Вторая мировая война была уже в разгаре, когда Ремарк наконец обратился к собственно антифашистской тематике. Сделал он это в романе «Возлюби ближнего своего» (1940). Там воссозданы эмигрантские одиссеи. Люди без подданства, без документов, без денег, лишенные элементарнейших гражданских прав, блуждают по еще мирной, еще сытой Западной Европе. Они — как бы предвестники надвигающихся на нее катаклизмов. За ними, точно за преступниками, охотятся полиции разных стран, их бросают в тюрьмы или в лучшем случае высылают прочь.

Расстрелянные люди

Многие немецкие писатели писали тогда об эмигрантах, но почти никто не писал о них так, как Ремарк.

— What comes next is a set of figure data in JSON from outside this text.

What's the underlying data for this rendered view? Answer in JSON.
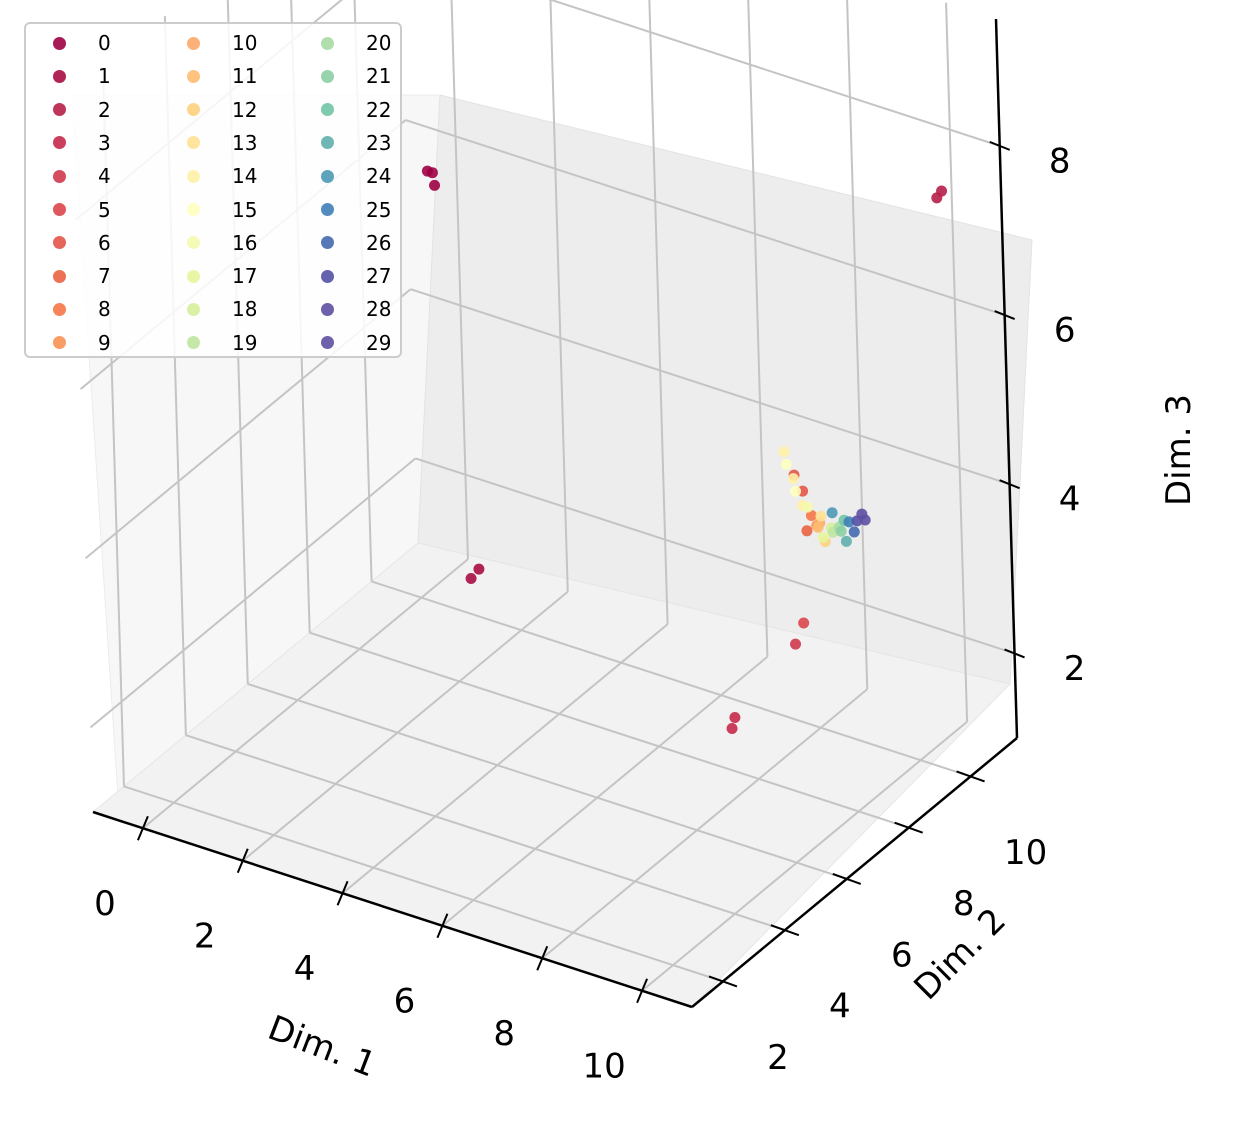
{
  "chart_data": {
    "type": "scatter",
    "projection": "3d",
    "xlabel": "Dim. 1",
    "ylabel": "Dim. 2",
    "zlabel": "Dim. 3",
    "x_ticks": [
      "0",
      "2",
      "4",
      "6",
      "8",
      "10"
    ],
    "y_ticks": [
      "2",
      "4",
      "6",
      "8",
      "10"
    ],
    "z_ticks": [
      "2",
      "4",
      "6",
      "8"
    ],
    "xlim": [
      -1,
      11
    ],
    "ylim": [
      1,
      11.5
    ],
    "zlim": [
      1,
      9.5
    ],
    "grid": true,
    "legend_position": "top-left",
    "legend_columns": 3,
    "series": [
      {
        "name": "0",
        "color": "#9e0142",
        "points": [
          [
            0.5,
            9.8,
            6.2
          ],
          [
            0.6,
            9.8,
            6.2
          ],
          [
            0.7,
            9.7,
            6.1
          ]
        ]
      },
      {
        "name": "1",
        "color": "#a90d44",
        "points": [
          [
            6.4,
            1.6,
            5.0
          ],
          [
            6.5,
            1.7,
            5.1
          ]
        ]
      },
      {
        "name": "2",
        "color": "#b61f48",
        "points": [
          [
            11.3,
            9.0,
            8.2
          ],
          [
            11.4,
            9.0,
            8.3
          ]
        ]
      },
      {
        "name": "3",
        "color": "#c52a4a",
        "points": [
          [
            10.5,
            3.3,
            3.5
          ],
          [
            10.5,
            3.4,
            3.6
          ]
        ]
      },
      {
        "name": "4",
        "color": "#d0384e",
        "points": [
          [
            11.0,
            4.6,
            4.2
          ]
        ]
      },
      {
        "name": "5",
        "color": "#da464c",
        "points": [
          [
            10.6,
            5.5,
            4.1
          ]
        ]
      },
      {
        "name": "6",
        "color": "#e45549",
        "points": [
          [
            10.3,
            5.8,
            5.7
          ],
          [
            10.4,
            5.9,
            5.5
          ]
        ]
      },
      {
        "name": "7",
        "color": "#ea6343",
        "points": [
          [
            10.4,
            6.0,
            5.0
          ]
        ]
      },
      {
        "name": "8",
        "color": "#f57547",
        "points": [
          [
            10.5,
            6.0,
            5.2
          ]
        ]
      },
      {
        "name": "9",
        "color": "#f89256",
        "points": [
          [
            10.6,
            6.0,
            5.1
          ]
        ]
      },
      {
        "name": "10",
        "color": "#fba868",
        "points": [
          [
            10.6,
            6.1,
            5.1
          ]
        ]
      },
      {
        "name": "11",
        "color": "#fdbd71",
        "points": [
          [
            10.5,
            6.2,
            5.0
          ]
        ]
      },
      {
        "name": "12",
        "color": "#fdd17f",
        "points": [
          [
            10.7,
            6.1,
            4.9
          ]
        ]
      },
      {
        "name": "13",
        "color": "#fee192",
        "points": [
          [
            10.5,
            6.3,
            5.1
          ]
        ]
      },
      {
        "name": "14",
        "color": "#fff1a9",
        "points": [
          [
            9.6,
            6.6,
            5.6
          ],
          [
            9.9,
            6.4,
            5.4
          ],
          [
            10.2,
            6.2,
            5.2
          ]
        ]
      },
      {
        "name": "15",
        "color": "#feffbe",
        "points": [
          [
            9.7,
            6.5,
            5.5
          ],
          [
            10.0,
            6.3,
            5.3
          ]
        ]
      },
      {
        "name": "16",
        "color": "#f4faae",
        "points": [
          [
            10.3,
            6.2,
            5.2
          ]
        ]
      },
      {
        "name": "17",
        "color": "#e7f59b",
        "points": [
          [
            10.6,
            6.2,
            4.9
          ]
        ]
      },
      {
        "name": "18",
        "color": "#d6ee9b",
        "points": [
          [
            10.7,
            6.3,
            5.0
          ]
        ]
      },
      {
        "name": "19",
        "color": "#bfe5a0",
        "points": [
          [
            10.8,
            6.2,
            5.0
          ]
        ]
      },
      {
        "name": "20",
        "color": "#a7dca4",
        "points": [
          [
            10.8,
            6.4,
            5.0
          ]
        ]
      },
      {
        "name": "21",
        "color": "#8ccea4",
        "points": [
          [
            10.9,
            6.3,
            5.0
          ]
        ]
      },
      {
        "name": "22",
        "color": "#72c4a5",
        "points": [
          [
            10.9,
            6.4,
            5.1
          ]
        ]
      },
      {
        "name": "23",
        "color": "#5eafad",
        "points": [
          [
            11.0,
            6.3,
            4.9
          ]
        ]
      },
      {
        "name": "24",
        "color": "#4c99b5",
        "points": [
          [
            10.6,
            6.5,
            5.1
          ]
        ]
      },
      {
        "name": "25",
        "color": "#3f80b8",
        "points": [
          [
            11.0,
            6.4,
            5.1
          ]
        ]
      },
      {
        "name": "26",
        "color": "#4569af",
        "points": [
          [
            11.1,
            6.4,
            5.0
          ]
        ]
      },
      {
        "name": "27",
        "color": "#5351a4",
        "points": [
          [
            11.1,
            6.5,
            5.1
          ]
        ]
      },
      {
        "name": "28",
        "color": "#5e4fa2",
        "points": [
          [
            11.2,
            6.5,
            5.2
          ]
        ]
      },
      {
        "name": "29",
        "color": "#5e4fa2",
        "points": [
          [
            11.2,
            6.6,
            5.1
          ]
        ]
      }
    ]
  }
}
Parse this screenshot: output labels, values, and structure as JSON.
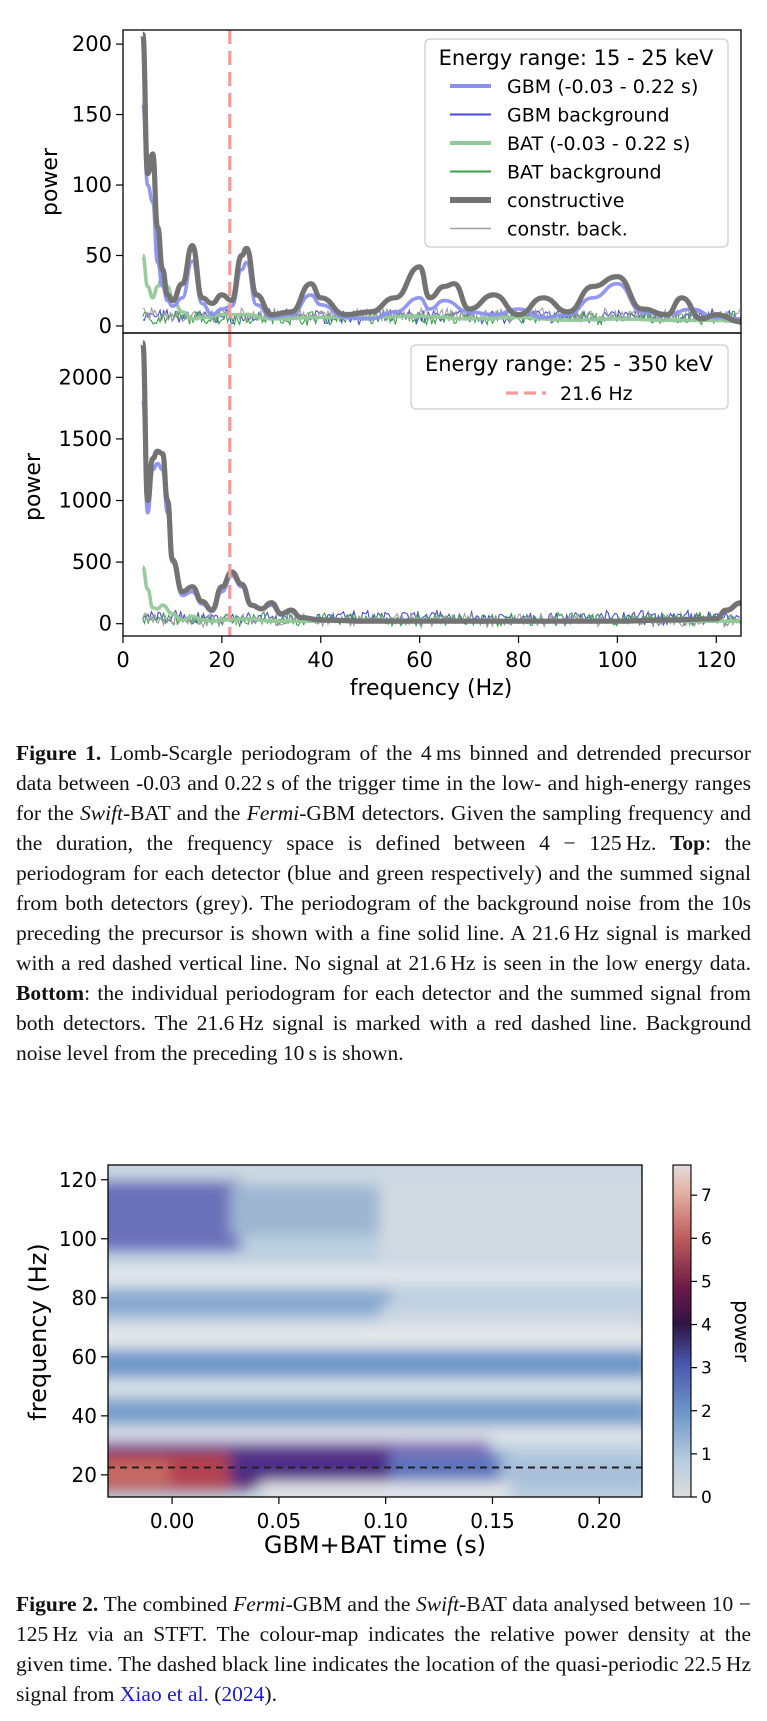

Скажем, в романе Л. Фейхтвангера «Изгнание» (1940) речь идет не только об эмигрантской неприкаянности, но и об эмигрантской борьбе. В «Возлюби ближнего своего» борьба отсутствует, по крайней мере сколько-нибудь организованная. Зато быт дан с такой обнаженностью, что ей трудно найти равных. В «Изгнании» изображена интеллигенция, пользующаяся некоторой известностью и потому хоть как-то устроенная. В «Возлюби ближнего своего» мы спускаемся на самое «дно»; герои романа — это, так сказать, рядовые солдаты эмиграции, чья доля наиболее тяжела.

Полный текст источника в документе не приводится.